"Umi Nana istrinya Pak Abdullah yang kerja di ponpesnya Pak Haji Pandi? Berarti Mak Minggu lalu infak buat pesantrennya Pak Haji?"
"Bukan, Ci. Kemarin Mak infak buat pesantren Al-Jihad yang di Bogor Timur."
"Itu mah masih pesantrennya Pak Haji, ya, kan, Bang?"
"Eh, I-iya Mak. Al-Hafiz sama Al-Jihad masih pondok pesantrennya Pak Haji Pandi." Tegas Bang Jo.
"Emang, iya? Duh, jangan-jangan dikira Pak Haji, Mak tebar pesona sama beliau melalui infak. Gimana dong, Ci?"

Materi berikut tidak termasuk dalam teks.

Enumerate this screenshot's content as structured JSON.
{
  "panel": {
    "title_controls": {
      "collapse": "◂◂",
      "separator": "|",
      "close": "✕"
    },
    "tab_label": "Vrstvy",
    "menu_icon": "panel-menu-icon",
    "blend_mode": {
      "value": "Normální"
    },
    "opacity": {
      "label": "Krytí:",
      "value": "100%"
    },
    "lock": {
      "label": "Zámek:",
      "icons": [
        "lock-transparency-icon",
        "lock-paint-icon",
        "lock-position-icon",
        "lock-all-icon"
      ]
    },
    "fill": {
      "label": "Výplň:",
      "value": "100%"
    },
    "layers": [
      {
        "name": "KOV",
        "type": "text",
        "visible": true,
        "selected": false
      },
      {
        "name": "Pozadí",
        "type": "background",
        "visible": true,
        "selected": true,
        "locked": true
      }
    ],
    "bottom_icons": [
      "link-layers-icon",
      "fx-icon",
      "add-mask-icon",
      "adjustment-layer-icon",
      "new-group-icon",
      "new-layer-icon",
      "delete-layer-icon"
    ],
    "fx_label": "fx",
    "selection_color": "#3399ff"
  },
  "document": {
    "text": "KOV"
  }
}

Masa iya Pak Haji sampai berpikir seperti itu. Sepertinya memang ini sudah takdirnya Mak Esih. Mungkin Allah langsung membalas infak mak dengan mendatangkan jodoh.
"Ya ... gak gimana-gimana. Terima aja, kalau emang Mak suka sama Pak Haji. Eci ikhlas kalau Mak mau kawin lagi."
"Yeaaay ... Al, El, Dul mau punya Kakek," ucap si Kembar berbarengan yang sedari tadi bermain monopoli di teras.
"Nanti, kan, seru kalau Dul punya Kakek bisa diajak: ke kebon, diajak mancing, main kuda-kudaan, main layangan, ya, kan, Nek?" tanya Dul.
"Eh, keseringan nonton Upin-Ipin Lu mah, Dul. Emangnya kita punya kebon? Anak kecil nimbrung aja, nih," jawab Mak Esih sambil senyum-senyum.
Mak dari kemarin kelihatan galau itu mungkin karena merasa kalau terima lamaran Pak Haji Mak seperti mengkhianati babeh dan anaknya. Padahal memang sudah dua tahun lalu aye dan Bang Jo mengizinkan Mak kalau mau kawin lagi.